Applications on the client only need to know one transport address: that of the name server that is responsible for telling the application where to connect for a given set of server functions.
The function-call model can be used instead of the send/receive (read/write) interface provided by sockets. Users don’t have to deal with marshaling parameters and then parsing them out on the other side.
Implementing remote procedure calls requires various supporting services. The key components to support RPC will often include:
- Marshaling operations
- Data that goes to and from a remote procedure (arguments, return values, and exceptions) has to be converted to a format that can be transmitted over the network (serialization) and then converted that data back into its original format (deserialization) on the other end. It needs to be augmented with additional information, such as the function or method that is being called, object instance (if objects are supported), and version number (if versioning is supported). Common serialization formats in Python include XML (for XML-RPC), JSON (for JSON-RPC), and Protocol Buffers (for gRPC). The choice of serialization format can influence the speed and efficiency of the RPC communication.
- Name service and discovery operations
- Register and look up binding information (ports, machines, protocols). Allow an application to use dynamic (operating system assigned) ports.
- Transport protocol support
- Once data is serialized, it needs to be sent to the remote system. This is achieved through a transport protocol. Some systems use TCP or UDP protocols directly. Others, such as XML-RPC may use HTTP/HTTPS over TCP or, in the case of gRPC, HTTP/2 over TCP.
- Connection Management
- The system needs to handle the creation, maintenance, and termination of network connections. This can involve dealing with connection pooling, retries, timeouts, and other network-related issues.
- Service definition and stub/skeleton generation
- In some RPC frameworks, especially those using strongly-typed data structures (like gRPC), service interfaces need to be explicitly defined through an interface definition language.
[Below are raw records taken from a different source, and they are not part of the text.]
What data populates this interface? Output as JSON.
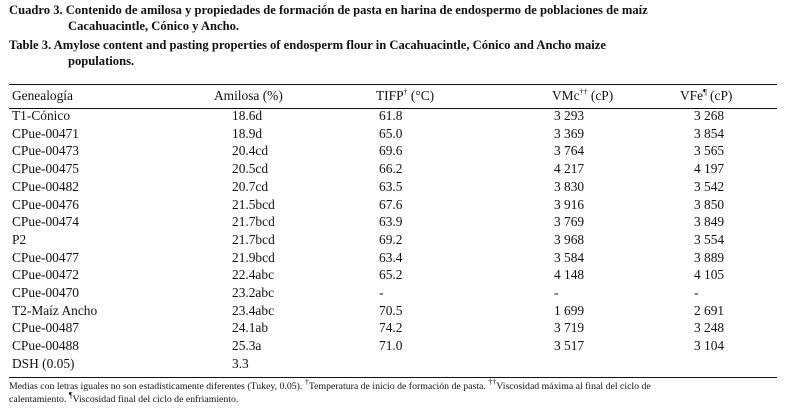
{
  "caption": {
    "es_line1": "Cuadro 3. Contenido de amilosa y propiedades de formación de pasta en harina de endospermo de poblaciones de maíz",
    "es_line2": "Cacahuacintle, Cónico y Ancho.",
    "en_line1": "Table 3. Amylose content and pasting properties of endosperm flour in Cacahuacintle, Cónico and Ancho maize",
    "en_line2": "populations."
  },
  "table": {
    "headers": {
      "genealogia": "Genealogía",
      "amilosa": "Amilosa (%)",
      "tifp": "TIFP",
      "tifp_sup": "†",
      "tifp_unit": " (°C)",
      "vmc": "VMc",
      "vmc_sup": "††",
      "vmc_unit": " (cP)",
      "vfe": "VFe",
      "vfe_sup": "¶",
      "vfe_unit": " (cP)"
    },
    "rows": [
      {
        "gen": "T1-Cónico",
        "amilosa": "18.6d",
        "tifp": "61.8",
        "vmc": "3 293",
        "vfe": "3 268"
      },
      {
        "gen": "CPue-00471",
        "amilosa": "18.9d",
        "tifp": "65.0",
        "vmc": "3 369",
        "vfe": "3 854"
      },
      {
        "gen": "CPue-00473",
        "amilosa": "20.4cd",
        "tifp": "69.6",
        "vmc": "3 764",
        "vfe": "3 565"
      },
      {
        "gen": "CPue-00475",
        "amilosa": "20.5cd",
        "tifp": "66.2",
        "vmc": "4 217",
        "vfe": "4 197"
      },
      {
        "gen": "CPue-00482",
        "amilosa": "20.7cd",
        "tifp": "63.5",
        "vmc": "3 830",
        "vfe": "3 542"
      },
      {
        "gen": "CPue-00476",
        "amilosa": "21.5bcd",
        "tifp": "67.6",
        "vmc": "3 916",
        "vfe": "3 850"
      },
      {
        "gen": "CPue-00474",
        "amilosa": "21.7bcd",
        "tifp": "63.9",
        "vmc": "3 769",
        "vfe": "3 849"
      },
      {
        "gen": "P2",
        "amilosa": "21.7bcd",
        "tifp": "69.2",
        "vmc": "3 968",
        "vfe": "3 554"
      },
      {
        "gen": "CPue-00477",
        "amilosa": "21.9bcd",
        "tifp": "63.4",
        "vmc": "3 584",
        "vfe": "3 889"
      },
      {
        "gen": "CPue-00472",
        "amilosa": "22.4abc",
        "tifp": "65.2",
        "vmc": "4 148",
        "vfe": "4 105"
      },
      {
        "gen": "CPue-00470",
        "amilosa": "23.2abc",
        "tifp": "-",
        "vmc": "-",
        "vfe": "-"
      },
      {
        "gen": "T2-Maíz Ancho",
        "amilosa": "23.4abc",
        "tifp": "70.5",
        "vmc": "1 699",
        "vfe": "2 691"
      },
      {
        "gen": "CPue-00487",
        "amilosa": "24.1ab",
        "tifp": "74.2",
        "vmc": "3 719",
        "vfe": "3 248"
      },
      {
        "gen": "CPue-00488",
        "amilosa": "25.3a",
        "tifp": "71.0",
        "vmc": "3 517",
        "vfe": "3 104"
      },
      {
        "gen": "DSH (0.05)",
        "amilosa": "3.3",
        "tifp": "",
        "vmc": "",
        "vfe": ""
      }
    ]
  },
  "footnote": {
    "line1_a": "Medias con letras iguales no son estadísticamente diferentes (Tukey, 0.05). ",
    "sup1": "†",
    "line1_b": "Temperatura de inicio de formación de pasta. ",
    "sup2": "††",
    "line1_c": "Viscosidad máxima al final del ciclo de",
    "line2_a": "calentamiento. ",
    "sup3": "¶",
    "line2_b": "Viscosidad final del ciclo de enfriamiento."
  }
}
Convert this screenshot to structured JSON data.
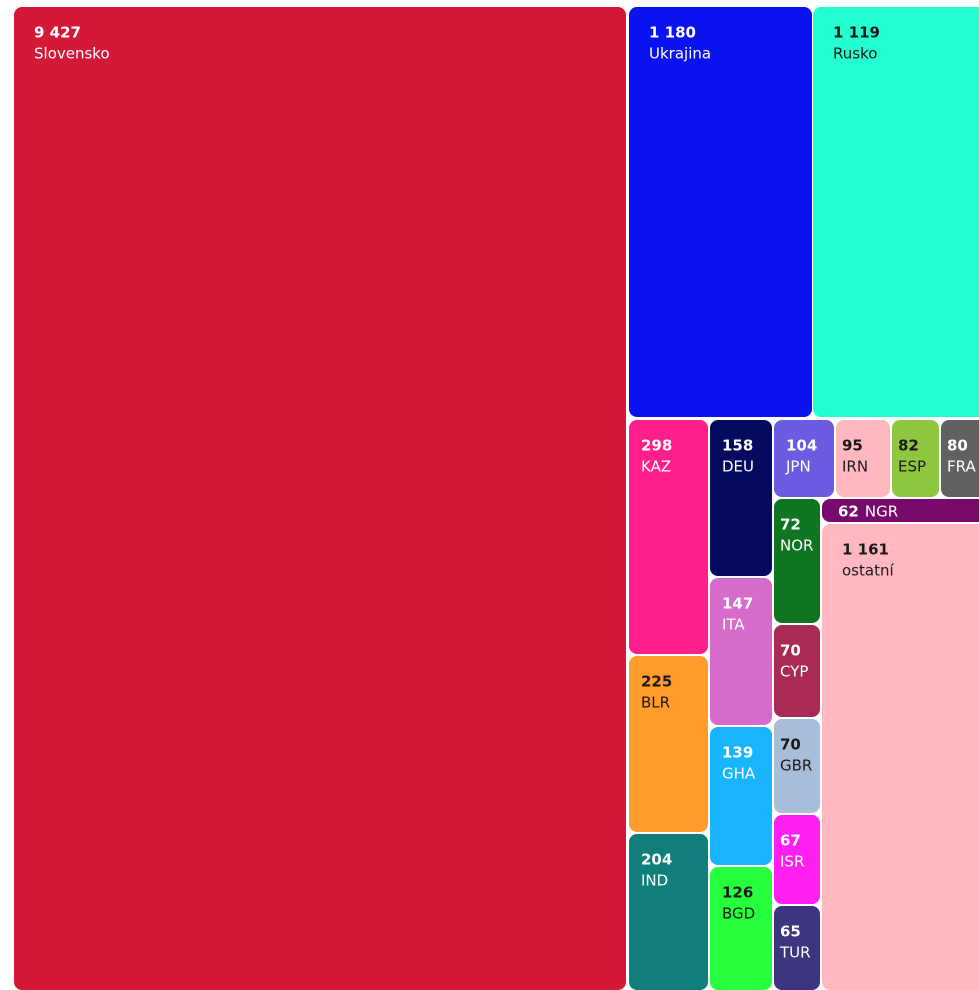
{
  "chart_data": {
    "type": "treemap",
    "categories": [
      "Slovensko",
      "Ukrajina",
      "Rusko",
      "KAZ",
      "BLR",
      "IND",
      "DEU",
      "ITA",
      "GHA",
      "BGD",
      "JPN",
      "IRN",
      "ESP",
      "FRA",
      "NGR",
      "NOR",
      "CYP",
      "GBR",
      "ISR",
      "TUR",
      "ostatní"
    ],
    "values": [
      9427,
      1180,
      1119,
      298,
      225,
      204,
      158,
      147,
      139,
      126,
      104,
      95,
      82,
      80,
      62,
      72,
      70,
      70,
      67,
      65,
      1161
    ],
    "value_labels": [
      "9 427",
      "1 180",
      "1 119",
      "298",
      "225",
      "204",
      "158",
      "147",
      "139",
      "126",
      "104",
      "95",
      "82",
      "80",
      "62",
      "72",
      "70",
      "70",
      "67",
      "65",
      "1 161"
    ],
    "colors": [
      "#d41837",
      "#0b12f0",
      "#24ffd2",
      "#ff1f8a",
      "#ff9c2b",
      "#107f7b",
      "#060a5e",
      "#d66bcc",
      "#1ab5ff",
      "#25ff3e",
      "#6b5be0",
      "#ffb8c0",
      "#8fc640",
      "#616161",
      "#780a6b",
      "#0f7520",
      "#a82a55",
      "#a7bdd8",
      "#ff1ff0",
      "#3d3580",
      "#ffb8c0"
    ]
  }
}
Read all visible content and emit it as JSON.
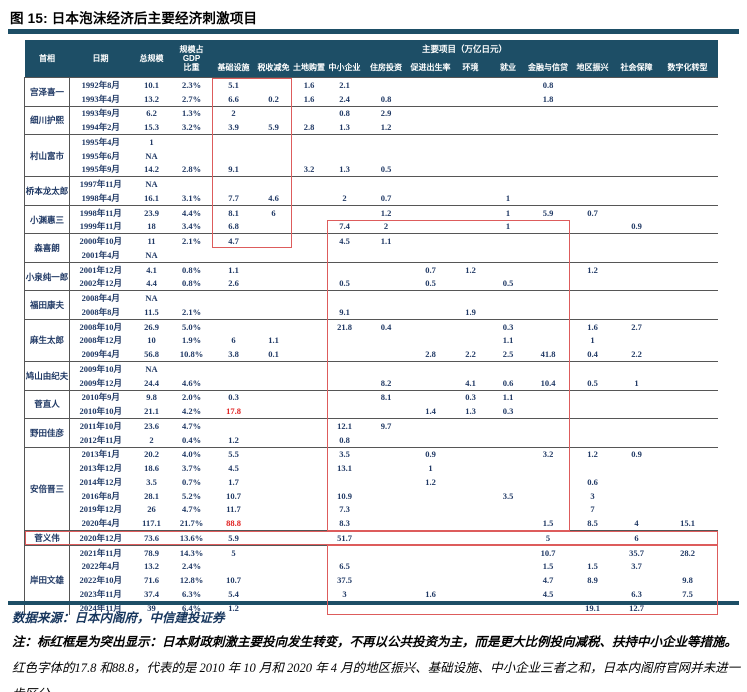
{
  "title": "图 15: 日本泡沫经济后主要经济刺激项目",
  "colors": {
    "header_bg": "#1d4e66",
    "accent_rule": "#1d4e66",
    "highlight_box_red": "#dd5c5c",
    "red_text": "#e02020"
  },
  "table": {
    "columns": {
      "pm": "首相",
      "date": "日期",
      "total": "总规模",
      "gdp_line1": "规模占GDP",
      "gdp_line2": "比重",
      "group_header": "主要项目（万亿日元）",
      "items": [
        "基础设施",
        "税收减免",
        "土地购置",
        "中小企业",
        "住房投资",
        "促进出生率",
        "环境",
        "就业",
        "金融与信贷",
        "地区振兴",
        "社会保障",
        "数字化转型"
      ]
    },
    "groups": [
      {
        "pm": "宫泽喜一",
        "rows": [
          {
            "date": "1992年8月",
            "total": "10.1",
            "gdp": "2.3%",
            "values": [
              "5.1",
              "",
              "1.6",
              "2.1",
              "",
              "",
              "",
              "",
              "0.8",
              "",
              "",
              ""
            ]
          },
          {
            "date": "1993年4月",
            "total": "13.2",
            "gdp": "2.7%",
            "values": [
              "6.6",
              "0.2",
              "1.6",
              "2.4",
              "0.8",
              "",
              "",
              "",
              "1.8",
              "",
              "",
              ""
            ]
          }
        ]
      },
      {
        "pm": "细川护熙",
        "rows": [
          {
            "date": "1993年9月",
            "total": "6.2",
            "gdp": "1.3%",
            "values": [
              "2",
              "",
              "",
              "0.8",
              "2.9",
              "",
              "",
              "",
              "",
              "",
              "",
              ""
            ]
          },
          {
            "date": "1994年2月",
            "total": "15.3",
            "gdp": "3.2%",
            "values": [
              "3.9",
              "5.9",
              "2.8",
              "1.3",
              "1.2",
              "",
              "",
              "",
              "",
              "",
              "",
              ""
            ]
          }
        ]
      },
      {
        "pm": "村山富市",
        "rows": [
          {
            "date": "1995年4月",
            "total": "1",
            "gdp": "",
            "values": [
              "",
              "",
              "",
              "",
              "",
              "",
              "",
              "",
              "",
              "",
              "",
              ""
            ]
          },
          {
            "date": "1995年6月",
            "total": "NA",
            "gdp": "",
            "values": [
              "",
              "",
              "",
              "",
              "",
              "",
              "",
              "",
              "",
              "",
              "",
              ""
            ]
          },
          {
            "date": "1995年9月",
            "total": "14.2",
            "gdp": "2.8%",
            "values": [
              "9.1",
              "",
              "3.2",
              "1.3",
              "0.5",
              "",
              "",
              "",
              "",
              "",
              "",
              ""
            ]
          }
        ]
      },
      {
        "pm": "桥本龙太郎",
        "rows": [
          {
            "date": "1997年11月",
            "total": "NA",
            "gdp": "",
            "values": [
              "",
              "",
              "",
              "",
              "",
              "",
              "",
              "",
              "",
              "",
              "",
              ""
            ]
          },
          {
            "date": "1998年4月",
            "total": "16.1",
            "gdp": "3.1%",
            "values": [
              "7.7",
              "4.6",
              "",
              "2",
              "0.7",
              "",
              "",
              "1",
              "",
              "",
              "",
              ""
            ]
          }
        ]
      },
      {
        "pm": "小渊惠三",
        "rows": [
          {
            "date": "1998年11月",
            "total": "23.9",
            "gdp": "4.4%",
            "values": [
              "8.1",
              "6",
              "",
              "",
              "1.2",
              "",
              "",
              "1",
              "5.9",
              "0.7",
              "",
              ""
            ]
          },
          {
            "date": "1999年11月",
            "total": "18",
            "gdp": "3.4%",
            "values": [
              "6.8",
              "",
              "",
              "7.4",
              "2",
              "",
              "",
              "1",
              "",
              "",
              "0.9",
              ""
            ]
          }
        ]
      },
      {
        "pm": "森喜朗",
        "rows": [
          {
            "date": "2000年10月",
            "total": "11",
            "gdp": "2.1%",
            "values": [
              "4.7",
              "",
              "",
              "4.5",
              "1.1",
              "",
              "",
              "",
              "",
              "",
              "",
              ""
            ]
          },
          {
            "date": "2001年4月",
            "total": "NA",
            "gdp": "",
            "values": [
              "",
              "",
              "",
              "",
              "",
              "",
              "",
              "",
              "",
              "",
              "",
              ""
            ]
          }
        ]
      },
      {
        "pm": "小泉纯一郎",
        "rows": [
          {
            "date": "2001年12月",
            "total": "4.1",
            "gdp": "0.8%",
            "values": [
              "1.1",
              "",
              "",
              "",
              "",
              "0.7",
              "1.2",
              "",
              "",
              "1.2",
              "",
              ""
            ]
          },
          {
            "date": "2002年12月",
            "total": "4.4",
            "gdp": "0.8%",
            "values": [
              "2.6",
              "",
              "",
              "0.5",
              "",
              "0.5",
              "",
              "0.5",
              "",
              "",
              "",
              ""
            ]
          }
        ]
      },
      {
        "pm": "福田康夫",
        "rows": [
          {
            "date": "2008年4月",
            "total": "NA",
            "gdp": "",
            "values": [
              "",
              "",
              "",
              "",
              "",
              "",
              "",
              "",
              "",
              "",
              "",
              ""
            ]
          },
          {
            "date": "2008年8月",
            "total": "11.5",
            "gdp": "2.1%",
            "values": [
              "",
              "",
              "",
              "9.1",
              "",
              "",
              "1.9",
              "",
              "",
              "",
              "",
              ""
            ]
          }
        ]
      },
      {
        "pm": "麻生太郎",
        "rows": [
          {
            "date": "2008年10月",
            "total": "26.9",
            "gdp": "5.0%",
            "values": [
              "",
              "",
              "",
              "21.8",
              "0.4",
              "",
              "",
              "0.3",
              "",
              "1.6",
              "2.7",
              ""
            ]
          },
          {
            "date": "2008年12月",
            "total": "10",
            "gdp": "1.9%",
            "values": [
              "6",
              "1.1",
              "",
              "",
              "",
              "",
              "",
              "1.1",
              "",
              "1",
              "",
              ""
            ]
          },
          {
            "date": "2009年4月",
            "total": "56.8",
            "gdp": "10.8%",
            "values": [
              "3.8",
              "0.1",
              "",
              "",
              "",
              "2.8",
              "2.2",
              "2.5",
              "41.8",
              "0.4",
              "2.2",
              ""
            ]
          }
        ]
      },
      {
        "pm": "鸠山由纪夫",
        "rows": [
          {
            "date": "2009年10月",
            "total": "NA",
            "gdp": "",
            "values": [
              "",
              "",
              "",
              "",
              "",
              "",
              "",
              "",
              "",
              "",
              "",
              ""
            ]
          },
          {
            "date": "2009年12月",
            "total": "24.4",
            "gdp": "4.6%",
            "values": [
              "",
              "",
              "",
              "",
              "8.2",
              "",
              "4.1",
              "0.6",
              "10.4",
              "0.5",
              "1",
              ""
            ]
          }
        ]
      },
      {
        "pm": "菅直人",
        "rows": [
          {
            "date": "2010年9月",
            "total": "9.8",
            "gdp": "2.0%",
            "values": [
              "0.3",
              "",
              "",
              "",
              "8.1",
              "",
              "0.3",
              "1.1",
              "",
              "",
              "",
              ""
            ]
          },
          {
            "date": "2010年10月",
            "total": "21.1",
            "gdp": "4.2%",
            "values": [
              "17.8",
              "",
              "",
              "",
              "",
              "1.4",
              "1.3",
              "0.3",
              "",
              "",
              "",
              ""
            ]
          }
        ]
      },
      {
        "pm": "野田佳彦",
        "rows": [
          {
            "date": "2011年10月",
            "total": "23.6",
            "gdp": "4.7%",
            "values": [
              "",
              "",
              "",
              "12.1",
              "9.7",
              "",
              "",
              "",
              "",
              "",
              "",
              ""
            ]
          },
          {
            "date": "2012年11月",
            "total": "2",
            "gdp": "0.4%",
            "values": [
              "1.2",
              "",
              "",
              "0.8",
              "",
              "",
              "",
              "",
              "",
              "",
              "",
              ""
            ]
          }
        ]
      },
      {
        "pm": "安倍晋三",
        "rows": [
          {
            "date": "2013年1月",
            "total": "20.2",
            "gdp": "4.0%",
            "values": [
              "5.5",
              "",
              "",
              "3.5",
              "",
              "0.9",
              "",
              "",
              "3.2",
              "1.2",
              "0.9",
              ""
            ]
          },
          {
            "date": "2013年12月",
            "total": "18.6",
            "gdp": "3.7%",
            "values": [
              "4.5",
              "",
              "",
              "13.1",
              "",
              "1",
              "",
              "",
              "",
              "",
              "",
              ""
            ]
          },
          {
            "date": "2014年12月",
            "total": "3.5",
            "gdp": "0.7%",
            "values": [
              "1.7",
              "",
              "",
              "",
              "",
              "1.2",
              "",
              "",
              "",
              "0.6",
              "",
              ""
            ]
          },
          {
            "date": "2016年8月",
            "total": "28.1",
            "gdp": "5.2%",
            "values": [
              "10.7",
              "",
              "",
              "10.9",
              "",
              "",
              "",
              "3.5",
              "",
              "3",
              "",
              ""
            ]
          },
          {
            "date": "2019年12月",
            "total": "26",
            "gdp": "4.7%",
            "values": [
              "11.7",
              "",
              "",
              "7.3",
              "",
              "",
              "",
              "",
              "",
              "7",
              "",
              ""
            ]
          },
          {
            "date": "2020年4月",
            "total": "117.1",
            "gdp": "21.7%",
            "values": [
              "88.8",
              "",
              "",
              "8.3",
              "",
              "",
              "",
              "",
              "1.5",
              "8.5",
              "4",
              "15.1"
            ]
          }
        ]
      },
      {
        "pm": "菅义伟",
        "rows": [
          {
            "date": "2020年12月",
            "total": "73.6",
            "gdp": "13.6%",
            "values": [
              "5.9",
              "",
              "",
              "51.7",
              "",
              "",
              "",
              "",
              "5",
              "",
              "6",
              ""
            ]
          }
        ]
      },
      {
        "pm": "岸田文雄",
        "rows": [
          {
            "date": "2021年11月",
            "total": "78.9",
            "gdp": "14.3%",
            "values": [
              "5",
              "",
              "",
              "",
              "",
              "",
              "",
              "",
              "10.7",
              "",
              "35.7",
              "28.2"
            ]
          },
          {
            "date": "2022年4月",
            "total": "13.2",
            "gdp": "2.4%",
            "values": [
              "",
              "",
              "",
              "6.5",
              "",
              "",
              "",
              "",
              "1.5",
              "1.5",
              "3.7",
              ""
            ]
          },
          {
            "date": "2022年10月",
            "total": "71.6",
            "gdp": "12.8%",
            "values": [
              "10.7",
              "",
              "",
              "37.5",
              "",
              "",
              "",
              "",
              "4.7",
              "8.9",
              "",
              "9.8"
            ]
          },
          {
            "date": "2023年11月",
            "total": "37.4",
            "gdp": "6.3%",
            "values": [
              "5.4",
              "",
              "",
              "3",
              "",
              "1.6",
              "",
              "",
              "4.5",
              "",
              "6.3",
              "7.5"
            ]
          },
          {
            "date": "2024年11月",
            "total": "39",
            "gdp": "6.4%",
            "values": [
              "1.2",
              "",
              "",
              "",
              "",
              "",
              "",
              "",
              "",
              "19.1",
              "12.7",
              ""
            ]
          }
        ]
      }
    ],
    "red_cells": [
      {
        "date": "2010年10月",
        "item": "基础设施",
        "value": "17.8"
      },
      {
        "date": "2020年4月",
        "item": "基础设施",
        "value": "88.8"
      }
    ],
    "highlight_boxes": [
      {
        "name": "infra-tax-era-box",
        "from_date": "1992年8月",
        "to_date": "2000年10月",
        "from_item": "基础设施",
        "to_item": "税收减免",
        "full_row": false
      },
      {
        "name": "sme-finance-era-box",
        "from_date": "1999年11月",
        "to_date": "2020年4月",
        "from_item": "中小企业",
        "to_item": "金融与信贷",
        "full_row": false
      },
      {
        "name": "suga-row-box",
        "from_date": "2020年12月",
        "to_date": "2020年12月",
        "from_item": "",
        "to_item": "",
        "full_row": true
      },
      {
        "name": "kishida-era-box",
        "from_date": "2021年11月",
        "to_date": "2024年11月",
        "from_item": "中小企业",
        "to_item": "数字化转型",
        "full_row": false
      }
    ]
  },
  "footer": {
    "source": "数据来源：日本内阁府，中信建投证券",
    "note1": "注：标红框是为突出显示：日本财政刺激主要投向发生转变，不再以公共投资为主，而是更大比例投向减税、扶持中小企业等措施。",
    "note2": "红色字体的17.8 和88.8，代表的是 2010 年 10 月和 2020 年 4 月的地区振兴、基础设施、中小企业三者之和，日本内阁府官网并未进一步区分。"
  }
}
These definitions often provide information about the methods available, their input parameters, and their return types. Stubs (client-side proxies) and skeletons (server-side method implementations) are then auto-generated from these definitions.
- Security operations
- The system should provide mechanisms for the client and server to be able to authenticate each other and to provide a secure communication channel between the two.
- Stub memory management and garbage collection
- Stubs may need to allocate memory for storing parameters, particularly to simulate pass-by-reference semantics. The RPC package needs to allocate and clean up any such allocations. They also may need to allocate memory for creating network buffers. For RPC packages that support objects, the RPC system needs a way of keeping track whether remote clients still have references to objects or whether an object can be deleted.
- Error Handling
- Errors can occur during remote calls, both at the application level (e.g., an exception in the remote method) or at the network level (e.g., network outage, timeout). A good RPC mechanism will have robust error handling and might also support features like exception propagation.
- Object and function ID operations
- Allow the ability to pass references to remote functions or remote objects to other processes. Not all RPC systems support this.
- Security operations
- Depending on the use case, the RPC communication might need to be secured. This can involve authentication – verifying the identity of the caller; authorization – determining if the authenticated caller has permission to perform the requested operation; encryption – ensuring that the data transmitted over the network can’t be read by unauthorized parties. Systems such as gRPC that sit on top of HTTP and HTTP/2 use Transport Layer Security (TLS) to support encrypted, authenticated RPC communication.